オリジナル展開としては前述オリジナルキャラである荒川さんと、彼女も交えた5話二階堂編、修学旅行中での目高くんと二階堂の逃避行が素敵でした。二階堂の”正体”を怪しんだ荒川さんに追い掛けられ、プリクラに逃げ込んで写真を撮る原作にないシーンの会話も素晴らしかったですし、その後の追いかけっこのターンでわかる、
荒川さんは(恐らく)目高くんのことが好きで、目高くんは自分だけが知っている”本当の”二階堂のことを他の人に知られたくないという(恐らく)優越感や独占欲のようなものを抱え始めている、ともすると奇妙な三角関係のようにも思えるのに決定的な描写は何一つないし誰もそんなことは言っていないという粋な演出。大好きです。あの修学旅行の後一体彼らはどうなったのか、受け手に委ねる余白や行間を感じさせる終わり方に大いに心踊りました。

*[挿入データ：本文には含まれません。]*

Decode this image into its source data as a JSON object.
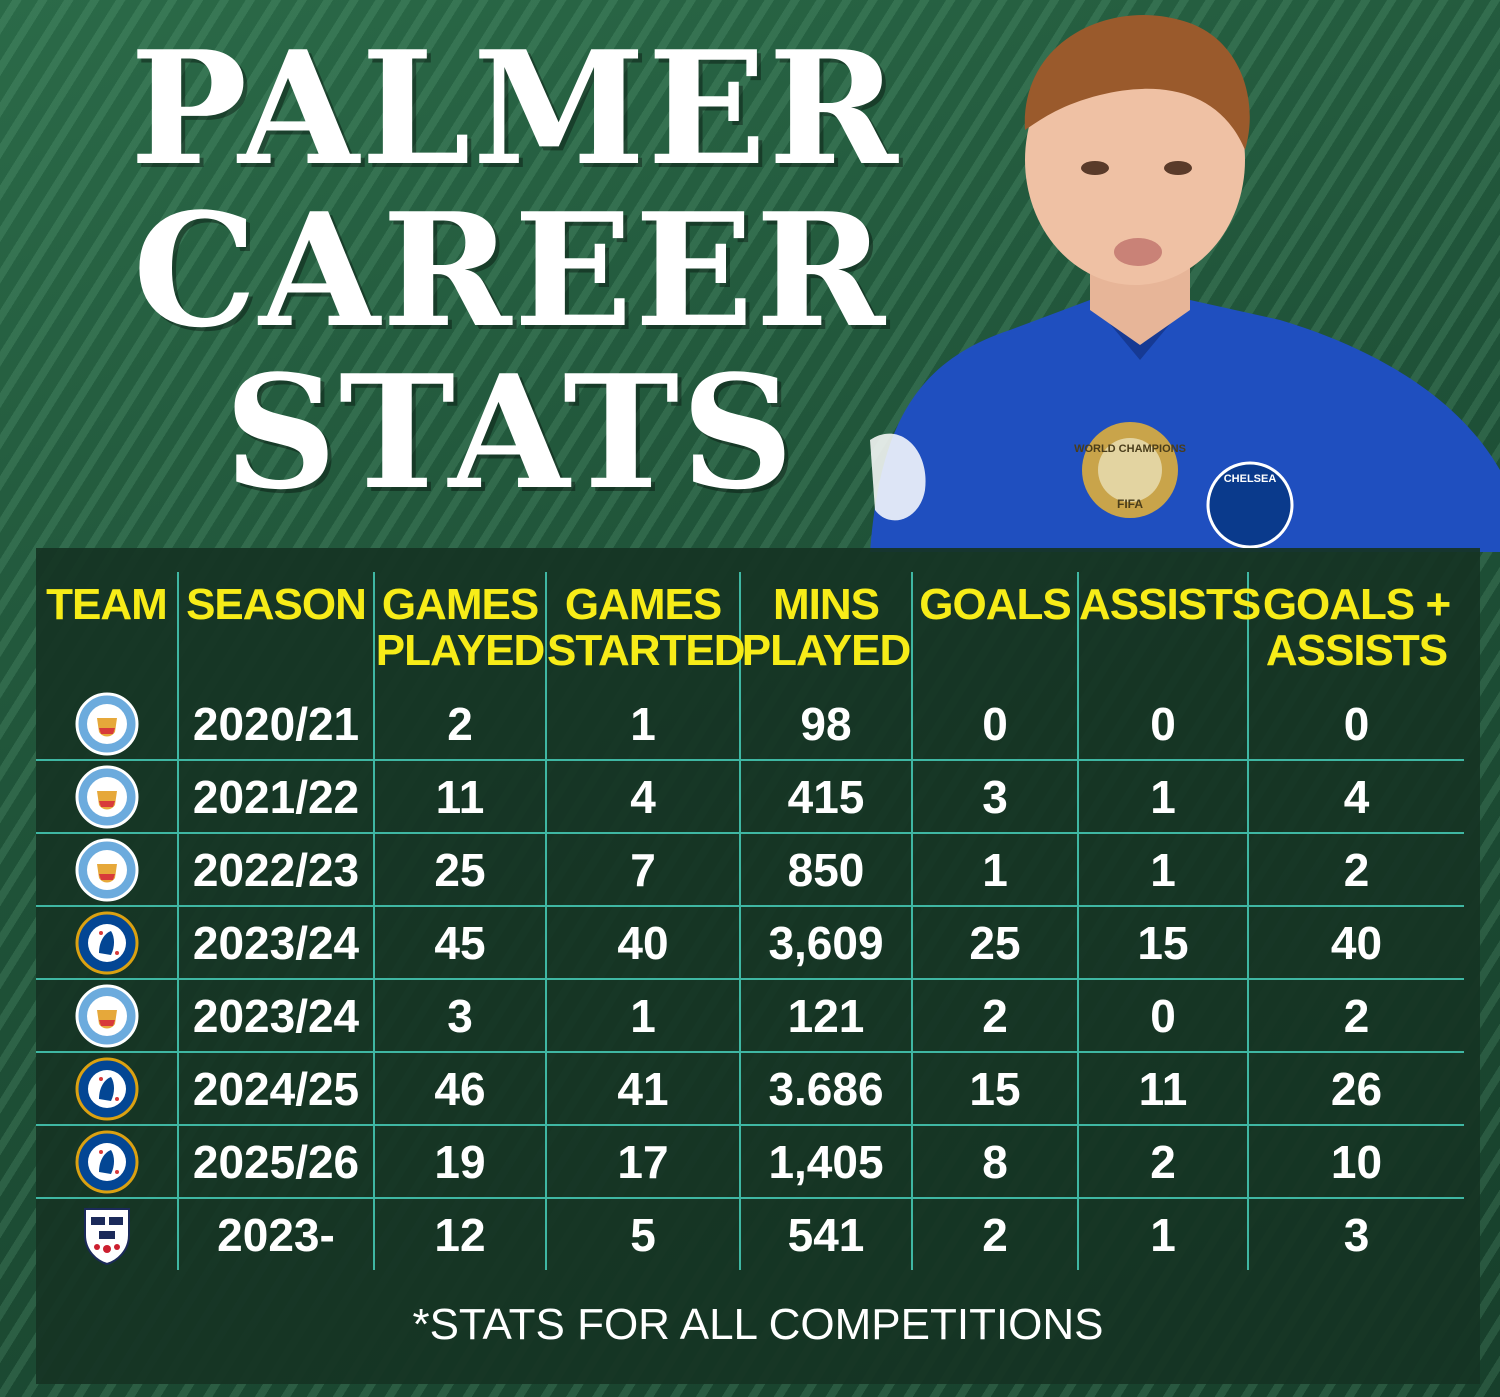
{
  "title": {
    "line1": "PALMER",
    "line2": "CAREER",
    "line3": "STATS"
  },
  "photo": {
    "jersey_badge_text": "WORLD CHAMPIONS",
    "jersey_badge_sub": "FIFA",
    "club_crest_text": "CHELSEA",
    "jersey_color": "#1f4fbf"
  },
  "table": {
    "headers": [
      "TEAM",
      "SEASON",
      "GAMES PLAYED",
      "GAMES STARTED",
      "MINS PLAYED",
      "GOALS",
      "ASSISTS",
      "GOALS + ASSISTS"
    ],
    "rows": [
      {
        "team": "man-city-crest",
        "season": "2020/21",
        "games_played": "2",
        "games_started": "1",
        "mins_played": "98",
        "goals": "0",
        "assists": "0",
        "goals_assists": "0"
      },
      {
        "team": "man-city-crest",
        "season": "2021/22",
        "games_played": "11",
        "games_started": "4",
        "mins_played": "415",
        "goals": "3",
        "assists": "1",
        "goals_assists": "4"
      },
      {
        "team": "man-city-crest",
        "season": "2022/23",
        "games_played": "25",
        "games_started": "7",
        "mins_played": "850",
        "goals": "1",
        "assists": "1",
        "goals_assists": "2"
      },
      {
        "team": "chelsea-crest",
        "season": "2023/24",
        "games_played": "45",
        "games_started": "40",
        "mins_played": "3,609",
        "goals": "25",
        "assists": "15",
        "goals_assists": "40"
      },
      {
        "team": "man-city-crest",
        "season": "2023/24",
        "games_played": "3",
        "games_started": "1",
        "mins_played": "121",
        "goals": "2",
        "assists": "0",
        "goals_assists": "2"
      },
      {
        "team": "chelsea-crest",
        "season": "2024/25",
        "games_played": "46",
        "games_started": "41",
        "mins_played": "3.686",
        "goals": "15",
        "assists": "11",
        "goals_assists": "26"
      },
      {
        "team": "chelsea-crest",
        "season": "2025/26",
        "games_played": "19",
        "games_started": "17",
        "mins_played": "1,405",
        "goals": "8",
        "assists": "2",
        "goals_assists": "10"
      },
      {
        "team": "england-crest",
        "season": "2023-",
        "games_played": "12",
        "games_started": "5",
        "mins_played": "541",
        "goals": "2",
        "assists": "1",
        "goals_assists": "3"
      }
    ]
  },
  "footnote": "*STATS FOR ALL COMPETITIONS",
  "colors": {
    "header_yellow": "#f7ec18",
    "grid_teal": "#3fb7a3",
    "background_green": "#1d4a33",
    "man_city_blue": "#6cabdd",
    "chelsea_blue": "#034694"
  }
}
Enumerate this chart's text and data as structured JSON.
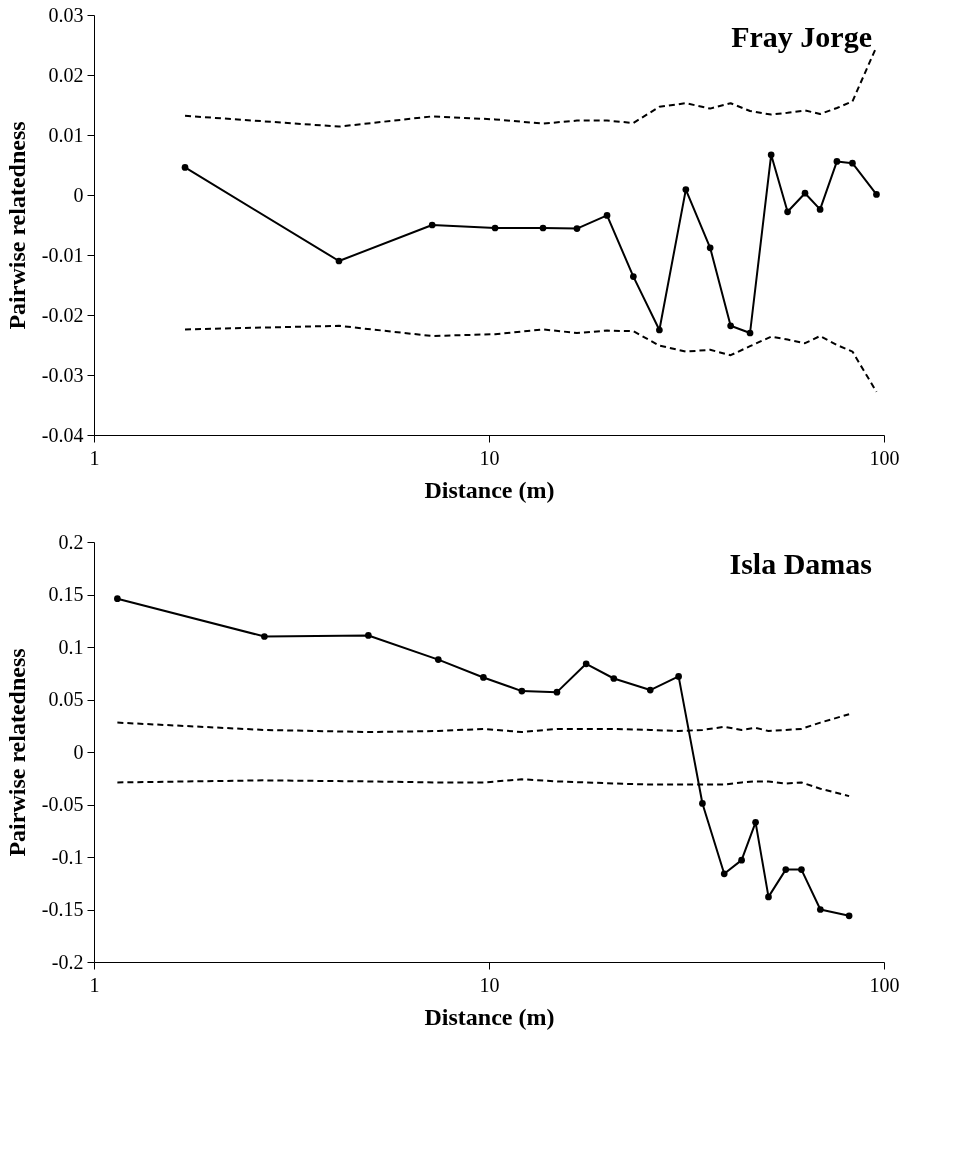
{
  "chart_data": [
    {
      "type": "line",
      "title": "Fray Jorge",
      "xlabel": "Distance (m)",
      "ylabel": "Pairwise relatedness",
      "log": "x",
      "xlim": [
        1,
        100
      ],
      "xticks": [
        1,
        10,
        100
      ],
      "ylim": [
        -0.04,
        0.03
      ],
      "yticks": [
        -0.04,
        -0.03,
        -0.02,
        -0.01,
        0,
        0.01,
        0.02,
        0.03
      ],
      "x": [
        1.7,
        4.17,
        7.18,
        10.36,
        13.7,
        16.7,
        19.9,
        23.2,
        27.0,
        31.5,
        36.3,
        40.9,
        45.8,
        51.8,
        57.0,
        63.1,
        68.9,
        76.0,
        83.2,
        95.7
      ],
      "series": [
        {
          "color": "#000000",
          "line_style": "solid",
          "marker": "circle",
          "values": [
            0.0046,
            -0.011,
            -0.005,
            -0.0055,
            -0.0055,
            -0.0056,
            -0.0034,
            -0.0136,
            -0.0225,
            0.0009,
            -0.0088,
            -0.0218,
            -0.023,
            0.0067,
            -0.0028,
            0.0003,
            -0.0024,
            0.0056,
            0.0053,
            0.0001
          ]
        },
        {
          "color": "#000000",
          "line_style": "dashed",
          "marker": "none",
          "values": [
            0.0132,
            0.0114,
            0.0131,
            0.0126,
            0.0119,
            0.0124,
            0.0124,
            0.012,
            0.0147,
            0.0153,
            0.0144,
            0.0153,
            0.014,
            0.0134,
            0.0137,
            0.0141,
            0.0135,
            0.0145,
            0.0156,
            0.0247
          ]
        },
        {
          "color": "#000000",
          "line_style": "dashed",
          "marker": "none",
          "values": [
            -0.0224,
            -0.0218,
            -0.0235,
            -0.0232,
            -0.0224,
            -0.023,
            -0.0226,
            -0.0227,
            -0.0251,
            -0.0261,
            -0.0258,
            -0.0267,
            -0.0252,
            -0.0236,
            -0.0241,
            -0.0247,
            -0.0235,
            -0.025,
            -0.0261,
            -0.0328
          ]
        }
      ]
    },
    {
      "type": "line",
      "title": "Isla Damas",
      "xlabel": "Distance (m)",
      "ylabel": "Pairwise relatedness",
      "log": "x",
      "xlim": [
        1,
        100
      ],
      "xticks": [
        1,
        10,
        100
      ],
      "ylim": [
        -0.2,
        0.2
      ],
      "yticks": [
        -0.2,
        -0.15,
        -0.1,
        -0.05,
        0,
        0.05,
        0.1,
        0.15,
        0.2
      ],
      "x": [
        1.146,
        2.7,
        4.95,
        7.44,
        9.68,
        12.11,
        14.86,
        17.62,
        20.7,
        25.6,
        30.2,
        34.7,
        39.4,
        43.6,
        47.3,
        51.0,
        56.4,
        61.8,
        69.0,
        81.6
      ],
      "series": [
        {
          "color": "#000000",
          "line_style": "solid",
          "marker": "circle",
          "values": [
            0.146,
            0.11,
            0.111,
            0.088,
            0.071,
            0.058,
            0.057,
            0.084,
            0.07,
            0.059,
            0.072,
            -0.049,
            -0.116,
            -0.103,
            -0.067,
            -0.138,
            -0.112,
            -0.112,
            -0.15,
            -0.156
          ]
        },
        {
          "color": "#000000",
          "line_style": "dashed",
          "marker": "none",
          "values": [
            0.028,
            0.021,
            0.019,
            0.02,
            0.022,
            0.019,
            0.022,
            0.022,
            0.022,
            0.021,
            0.02,
            0.021,
            0.024,
            0.021,
            0.023,
            0.02,
            0.021,
            0.022,
            0.028,
            0.036
          ]
        },
        {
          "color": "#000000",
          "line_style": "dashed",
          "marker": "none",
          "values": [
            -0.029,
            -0.027,
            -0.028,
            -0.029,
            -0.029,
            -0.026,
            -0.028,
            -0.029,
            -0.03,
            -0.031,
            -0.031,
            -0.031,
            -0.031,
            -0.029,
            -0.028,
            -0.028,
            -0.03,
            -0.029,
            -0.035,
            -0.042
          ]
        }
      ]
    }
  ]
}
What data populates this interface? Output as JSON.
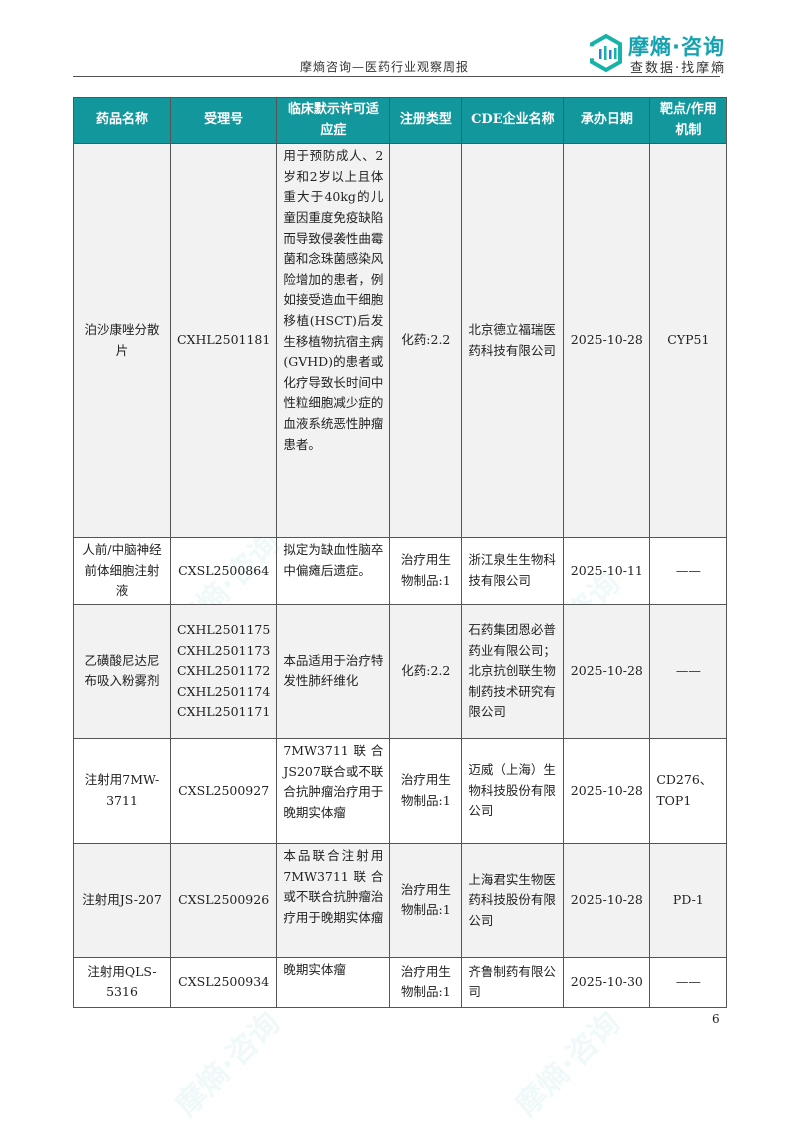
{
  "header": {
    "title": "摩熵咨询—医药行业观察周报",
    "logo_main": "摩熵·咨询",
    "logo_sub": "查数据·找摩熵",
    "watermark": "摩熵·咨询"
  },
  "colors": {
    "header_bg": "#11979c",
    "brand": "#17a2b0",
    "row_alt": "#f2f2f2"
  },
  "table": {
    "columns": [
      "药品名称",
      "受理号",
      "临床默示许可适应症",
      "注册类型",
      "CDE企业名称",
      "承办日期",
      "靶点/作用机制"
    ],
    "rows": [
      {
        "name": "泊沙康唑分散片",
        "id": "CXHL2501181",
        "indication": "用于预防成人、2岁和2岁以上且体重大于40kg的儿童因重度免疫缺陷而导致侵袭性曲霉菌和念珠菌感染风险增加的患者，例如接受造血干细胞移植(HSCT)后发生移植物抗宿主病(GVHD)的患者或化疗导致长时间中性粒细胞减少症的血液系统恶性肿瘤患者。",
        "type": "化药:2.2",
        "company": "北京德立福瑞医药科技有限公司",
        "date": "2025-10-28",
        "target": "CYP51"
      },
      {
        "name": "人前/中脑神经前体细胞注射液",
        "id": "CXSL2500864",
        "indication": "拟定为缺血性脑卒中偏瘫后遗症。",
        "type": "治疗用生物制品:1",
        "company": "浙江泉生生物科技有限公司",
        "date": "2025-10-11",
        "target": "——"
      },
      {
        "name": "乙磺酸尼达尼布吸入粉雾剂",
        "id": "CXHL2501175 CXHL2501173 CXHL2501172 CXHL2501174 CXHL2501171",
        "indication": "本品适用于治疗特发性肺纤维化",
        "type": "化药:2.2",
        "company": "石药集团恩必普药业有限公司；北京抗创联生物制药技术研究有限公司",
        "date": "2025-10-28",
        "target": "——"
      },
      {
        "name": "注射用7MW-3711",
        "id": "CXSL2500927",
        "indication": "7MW3711联合JS207联合或不联合抗肿瘤治疗用于晚期实体瘤",
        "type": "治疗用生物制品:1",
        "company": "迈威（上海）生物科技股份有限公司",
        "date": "2025-10-28",
        "target": "CD276、TOP1"
      },
      {
        "name": "注射用JS-207",
        "id": "CXSL2500926",
        "indication": "本品联合注射用7MW3711联合或不联合抗肿瘤治疗用于晚期实体瘤",
        "type": "治疗用生物制品:1",
        "company": "上海君实生物医药科技股份有限公司",
        "date": "2025-10-28",
        "target": "PD-1"
      },
      {
        "name": "注射用QLS-5316",
        "id": "CXSL2500934",
        "indication": "晚期实体瘤",
        "type": "治疗用生物制品:1",
        "company": "齐鲁制药有限公司",
        "date": "2025-10-30",
        "target": "——"
      }
    ]
  },
  "page_number": "6"
}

この先、もし林や二階堂の新たな物語が紡がれることがあったなら、大西さん高橋くん始めまた皆さんで帰ってきて、どうかあの冷めているようで暖かいドラマをもう一度作って頂きたいと思います。


さて。
林は学校中の階段の数を数えたり(ドラマではここで息が切れていたのがよかった)、看板の文字を一文字ずつ写真で撮っては単語を作り自分でしりとりをしてみたり、他人のキャンバスで干し芋作って見たりと「無駄なこと」をしているユニークな子で、「心に余裕があるうちは意味のないことをしていたい」とその余裕を楽しむキャラクターです。そのふわふわしたモラトリアムを享受する姿に自分の学生時代を思い返して、私も無駄な事ばっかやってたな〜と思ったのは言うまでもありません。ここまで突飛なことはしてなかったものの、ずっと勉強もせず部活に入り浸り、変わり者ぞろいの友人たちと全力でふざけた学生時代だったと思います。
1番無駄?だったのはただの備品置き場だった部室を何故か一念発起して大掃除&大改造し、住めるようにした事ですかね……最高学年になってからは友人と毎日のように部室に集まってお昼を食べ、馬鹿馬鹿しい話をしては隣の部まで巻き込んで連日大騒ぎをしていました。遊ぶことに全力な部活メンバーだったので、朝から晩まで遊び倒したり、全員で県外のペンションに泊まりに行ってひと騒動起こしたり、意味もなく全力で仮装してみたり、余りにも有意義な「無駄なこと」をしていました。そのどれもが鮮やかに思い出せるのに、アツい青春どころか淡々としている。「夢中さ、きみに」に夢中になったのはそういうところに共感したのかな、と今改めて思います。
この作品をドラマ化してくださり、出会わせてくださったことに感謝しつつ、今週からのドラマ特区次シリーズ、「西荻窪三ツ星洋酒堂」にも期待していきたいと思います。
何と言っても主演は我らが町田啓太氏。個人的に西荻窪は縁のある土地なのでソワソワしながら拝見するつもりです。